I’m about ready to give this guy more trouble than he’s ever wanted. And then I see a cop, hanging around by the kebab stall. I can’t risk being arrested. I can’t even risk being taken downtown to make a statement.
“Well, shithead?” the hard-hat demands.
“Somebody else is waiting to use the phone,” I tell Marty. “I’ll get back to you.”
And then I hang up.
*
Carrie and I drive back to the Days Inn, where we are registered as Mr and Mrs Johnson again. We have plans for tomorrow – plans which depend on the uncalculated and incalculable reactions of other people, and so are dangerously unpredictable beyond the early stages; plans which could mean that by nightfall we will be sitting in a Harrisburg police cell, waiting to hear the footsteps of our unofficial executioners.
We have plans for tomorrow – but there is nothing more we can do tonight.
We minimize our risk by staying in the motel room and watching television, but my mind is not even half on the succession of comedies and re-run movies. I am thinking of Bobbie Hopgood, who I have failed. Of Thurston Craddock, whose money gives him the right to alter other people’s destinies. Of Mayor Pine and Chief Ringman, who will kill to get what they want. And of Maxwell Tait, the smooth Boston lawyer who – until seven years ago – did not seem to exist.

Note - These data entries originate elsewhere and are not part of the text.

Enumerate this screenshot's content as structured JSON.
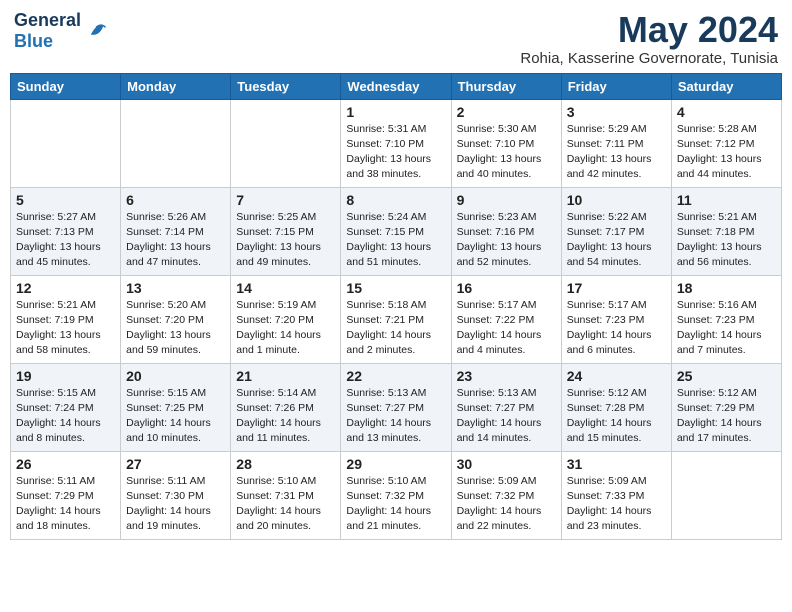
{
  "header": {
    "logo_general": "General",
    "logo_blue": "Blue",
    "month_year": "May 2024",
    "location": "Rohia, Kasserine Governorate, Tunisia"
  },
  "weekdays": [
    "Sunday",
    "Monday",
    "Tuesday",
    "Wednesday",
    "Thursday",
    "Friday",
    "Saturday"
  ],
  "weeks": [
    [
      {
        "day": "",
        "sunrise": "",
        "sunset": "",
        "daylight": ""
      },
      {
        "day": "",
        "sunrise": "",
        "sunset": "",
        "daylight": ""
      },
      {
        "day": "",
        "sunrise": "",
        "sunset": "",
        "daylight": ""
      },
      {
        "day": "1",
        "sunrise": "Sunrise: 5:31 AM",
        "sunset": "Sunset: 7:10 PM",
        "daylight": "Daylight: 13 hours and 38 minutes."
      },
      {
        "day": "2",
        "sunrise": "Sunrise: 5:30 AM",
        "sunset": "Sunset: 7:10 PM",
        "daylight": "Daylight: 13 hours and 40 minutes."
      },
      {
        "day": "3",
        "sunrise": "Sunrise: 5:29 AM",
        "sunset": "Sunset: 7:11 PM",
        "daylight": "Daylight: 13 hours and 42 minutes."
      },
      {
        "day": "4",
        "sunrise": "Sunrise: 5:28 AM",
        "sunset": "Sunset: 7:12 PM",
        "daylight": "Daylight: 13 hours and 44 minutes."
      }
    ],
    [
      {
        "day": "5",
        "sunrise": "Sunrise: 5:27 AM",
        "sunset": "Sunset: 7:13 PM",
        "daylight": "Daylight: 13 hours and 45 minutes."
      },
      {
        "day": "6",
        "sunrise": "Sunrise: 5:26 AM",
        "sunset": "Sunset: 7:14 PM",
        "daylight": "Daylight: 13 hours and 47 minutes."
      },
      {
        "day": "7",
        "sunrise": "Sunrise: 5:25 AM",
        "sunset": "Sunset: 7:15 PM",
        "daylight": "Daylight: 13 hours and 49 minutes."
      },
      {
        "day": "8",
        "sunrise": "Sunrise: 5:24 AM",
        "sunset": "Sunset: 7:15 PM",
        "daylight": "Daylight: 13 hours and 51 minutes."
      },
      {
        "day": "9",
        "sunrise": "Sunrise: 5:23 AM",
        "sunset": "Sunset: 7:16 PM",
        "daylight": "Daylight: 13 hours and 52 minutes."
      },
      {
        "day": "10",
        "sunrise": "Sunrise: 5:22 AM",
        "sunset": "Sunset: 7:17 PM",
        "daylight": "Daylight: 13 hours and 54 minutes."
      },
      {
        "day": "11",
        "sunrise": "Sunrise: 5:21 AM",
        "sunset": "Sunset: 7:18 PM",
        "daylight": "Daylight: 13 hours and 56 minutes."
      }
    ],
    [
      {
        "day": "12",
        "sunrise": "Sunrise: 5:21 AM",
        "sunset": "Sunset: 7:19 PM",
        "daylight": "Daylight: 13 hours and 58 minutes."
      },
      {
        "day": "13",
        "sunrise": "Sunrise: 5:20 AM",
        "sunset": "Sunset: 7:20 PM",
        "daylight": "Daylight: 13 hours and 59 minutes."
      },
      {
        "day": "14",
        "sunrise": "Sunrise: 5:19 AM",
        "sunset": "Sunset: 7:20 PM",
        "daylight": "Daylight: 14 hours and 1 minute."
      },
      {
        "day": "15",
        "sunrise": "Sunrise: 5:18 AM",
        "sunset": "Sunset: 7:21 PM",
        "daylight": "Daylight: 14 hours and 2 minutes."
      },
      {
        "day": "16",
        "sunrise": "Sunrise: 5:17 AM",
        "sunset": "Sunset: 7:22 PM",
        "daylight": "Daylight: 14 hours and 4 minutes."
      },
      {
        "day": "17",
        "sunrise": "Sunrise: 5:17 AM",
        "sunset": "Sunset: 7:23 PM",
        "daylight": "Daylight: 14 hours and 6 minutes."
      },
      {
        "day": "18",
        "sunrise": "Sunrise: 5:16 AM",
        "sunset": "Sunset: 7:23 PM",
        "daylight": "Daylight: 14 hours and 7 minutes."
      }
    ],
    [
      {
        "day": "19",
        "sunrise": "Sunrise: 5:15 AM",
        "sunset": "Sunset: 7:24 PM",
        "daylight": "Daylight: 14 hours and 8 minutes."
      },
      {
        "day": "20",
        "sunrise": "Sunrise: 5:15 AM",
        "sunset": "Sunset: 7:25 PM",
        "daylight": "Daylight: 14 hours and 10 minutes."
      },
      {
        "day": "21",
        "sunrise": "Sunrise: 5:14 AM",
        "sunset": "Sunset: 7:26 PM",
        "daylight": "Daylight: 14 hours and 11 minutes."
      },
      {
        "day": "22",
        "sunrise": "Sunrise: 5:13 AM",
        "sunset": "Sunset: 7:27 PM",
        "daylight": "Daylight: 14 hours and 13 minutes."
      },
      {
        "day": "23",
        "sunrise": "Sunrise: 5:13 AM",
        "sunset": "Sunset: 7:27 PM",
        "daylight": "Daylight: 14 hours and 14 minutes."
      },
      {
        "day": "24",
        "sunrise": "Sunrise: 5:12 AM",
        "sunset": "Sunset: 7:28 PM",
        "daylight": "Daylight: 14 hours and 15 minutes."
      },
      {
        "day": "25",
        "sunrise": "Sunrise: 5:12 AM",
        "sunset": "Sunset: 7:29 PM",
        "daylight": "Daylight: 14 hours and 17 minutes."
      }
    ],
    [
      {
        "day": "26",
        "sunrise": "Sunrise: 5:11 AM",
        "sunset": "Sunset: 7:29 PM",
        "daylight": "Daylight: 14 hours and 18 minutes."
      },
      {
        "day": "27",
        "sunrise": "Sunrise: 5:11 AM",
        "sunset": "Sunset: 7:30 PM",
        "daylight": "Daylight: 14 hours and 19 minutes."
      },
      {
        "day": "28",
        "sunrise": "Sunrise: 5:10 AM",
        "sunset": "Sunset: 7:31 PM",
        "daylight": "Daylight: 14 hours and 20 minutes."
      },
      {
        "day": "29",
        "sunrise": "Sunrise: 5:10 AM",
        "sunset": "Sunset: 7:32 PM",
        "daylight": "Daylight: 14 hours and 21 minutes."
      },
      {
        "day": "30",
        "sunrise": "Sunrise: 5:09 AM",
        "sunset": "Sunset: 7:32 PM",
        "daylight": "Daylight: 14 hours and 22 minutes."
      },
      {
        "day": "31",
        "sunrise": "Sunrise: 5:09 AM",
        "sunset": "Sunset: 7:33 PM",
        "daylight": "Daylight: 14 hours and 23 minutes."
      },
      {
        "day": "",
        "sunrise": "",
        "sunset": "",
        "daylight": ""
      }
    ]
  ]
}
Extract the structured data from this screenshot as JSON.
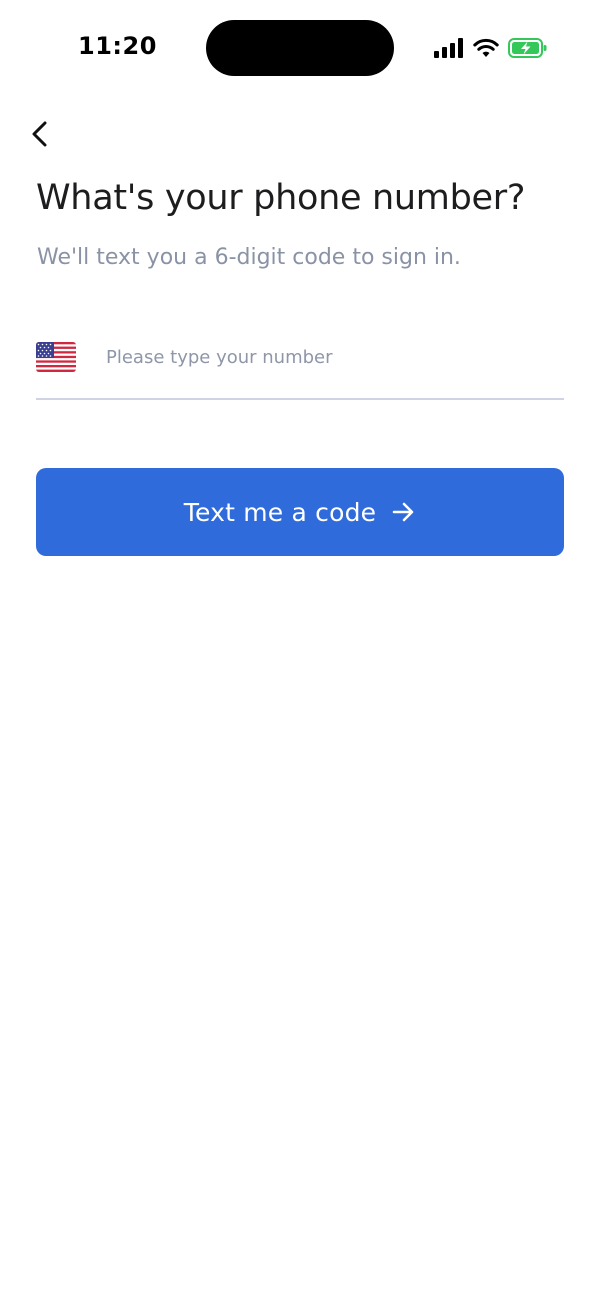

I glance across at Carrie, and though her eyes are on the screen, I can tell that her mind is wandering too. I remember what she said to me, only two days ago, in her apartment in Lewis Square.
‘Do you think it would screw up our working relationship if we went to bed together?’
‘Maybe,’ I’d said.
Yeah, well it surely has – but not in any way she would have imagined. The fact is that when I look at Carrie now, I am filled with fear. We are in a shitty situation, and I’m prepared to take my chances of not coming out of it in one piece – but I am terrified that something bad will happen to her.
I can’t tell her that, because she is a fellow cop – her own woman – and she has made it quite clear to me that she wants protection from no one. So I say nothing. Instead, I reach across and squeeze her hand. It makes me feel a little better.
29
I choose the diner because it has a large plate-glass window, and from where I am sitting I can see way down the street. I have been at my table for twenty minutes when I spot Carrie. At first she walks very slowly, then she speeds up, and finally she comes to a sudden halt – like she’s seen something in
a store window that she just has to have. By the time she starts moving again, I’m as sure as I can be that she is not being tailed – and I can start breathing again.
When she draws level with the diner window, I wave, which is our all-clear signal. She opens the door, steps inside, and makes her way towards my table.
Today she is wearing a cheap black and white check skirt with a jacket to match. The outfit is meant to say ‘country girl’ – a hick of limited means who is trying to look smart, and is falling well short.
This was all part of the plan, because we didn’t want her to impress. In fact, the last thing we needed was for her to be ushered into the office of one of senior partners at Tait, Walsh and Fineberg.
“What an office!” she says, as she sits down. “You’ve never seen so much chrome and leather in your life. And I’ll swear the carpet was about ready for harvesting.”
“You were a little out of place?” I suggest.
“I was way out of place. They looked at me like they thought I was a john cleaner who’d taken the wrong turning. Jesus, Mike, even the receptionist was dressed for a luncheon appointment on somebody’s yacht.”
“They tried to get rid of you?”
“The receptionist and security guard were just moving in to give me the bum’s rush when I pulled the money out of my purse and started waving it around.”
“They wouldn’t have liked that.”
“They couldn’t have been more shocked if I’d told them to go fuck themselves. The place positively reeks of money, but it’s obviously bad taste to flash naked cash. The receptionist picked up the phone and fixed me an appointment right away – anything to get me out of the public area.”
“You saw an associate?”
“Yes. A guy called Colston. I told him all about my cousin trying to steal the family store from under us, and he told me I didn’t have a case. But I’m sure he wasn’t really listening at all. Most of the time, he looked bored, and when he wasn’t, he was looking hostile.”